I suspect SIGSEGV is happening because the renderer’s pointer has been invalidated by the rotation, (on some systems this garbage pointer might still direct to the old renderer’s data, and others override the pointer to NULL or some other garbage address outside of the program’s range. Accessing the old data gives you bad cropping while the others attempting to access an invalidated pointer are then “accessing invalid memory” as far as the system is concerned giving SIGSEGV.
That potentially explains why you see bad cropping on most systems and some others get SIGSEGV.

Back to it:
I think destroying the old and creating a new renderer might fix the issue. (But if it’s already invalidated, then trying to destroy/access the old one might cause the very same problem, so you may need to destroy the old one before the rotation is processed by the system and create a new one after the rotation)

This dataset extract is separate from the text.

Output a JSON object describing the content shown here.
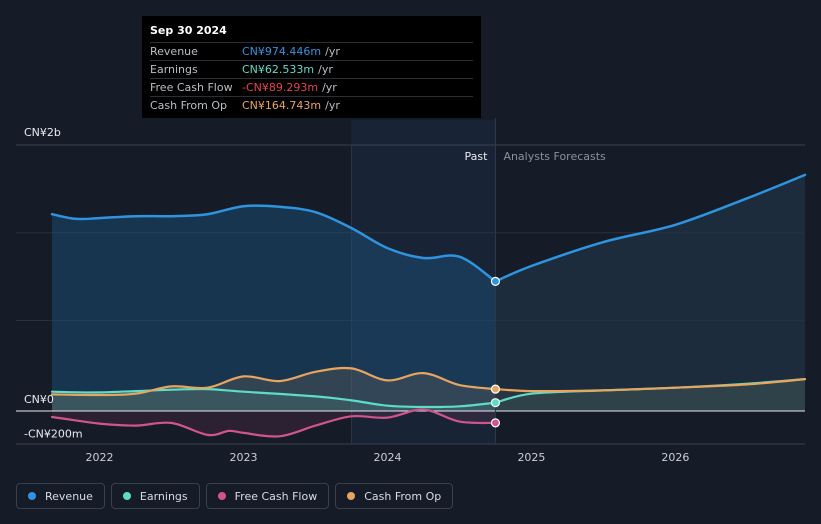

I think that’s a potential difference between the two window resize events. Does one of the below consistently fire first when rotating?

    SDL_WINDOWEVENT_RESIZED,        /**< Window has been resized to data1xdata2 */
    SDL_WINDOWEVENT_SIZE_CHANGED,   /**< The window size has changed, either as
                                         a result of an API call or through the
                                         system or user changing the window size. */

I’m worried that those two events might not be guaranteed in the same event loop, which allows a frame to be drawn on that invalid/deleted pointer. You might have to go one step further by having a pointer to your rendering function that you can flip to a “Do nothing” function while the pointer is invalid to guarantee it is not accessed in this time. Then flip back to the actual render function once the new renderer is created.

  • I apologize for the amount of guess-work that I’ve put into this post.

Do any other window events fire when the program gets put to background and brought back, like SDL_WINDOWEVENT_HIDDEN, SDL_WINDOWEVENT_SHOWN, SDL_WINDOWEVENT_EXPOSED,
SDL_WINDOWEVENT_LEAVE, SDL_WINDOWEVENT_ENTER,
…focus_gained, …focus_lost etc?

I don’t know if one of these might be a more reliable API to destroy the old renderer, avoid render calls, and create the new one on restoration.

Edit: I see we’re talking GLES rather than the SDL_Renderer, but I think that it’s a fair analogue. Try doing it with your GLES context in a similar manner: Destroy it when leaving, recreate it when the program regains focus. Avoid accessing GL functions when in the background or rotated until the new context is ready.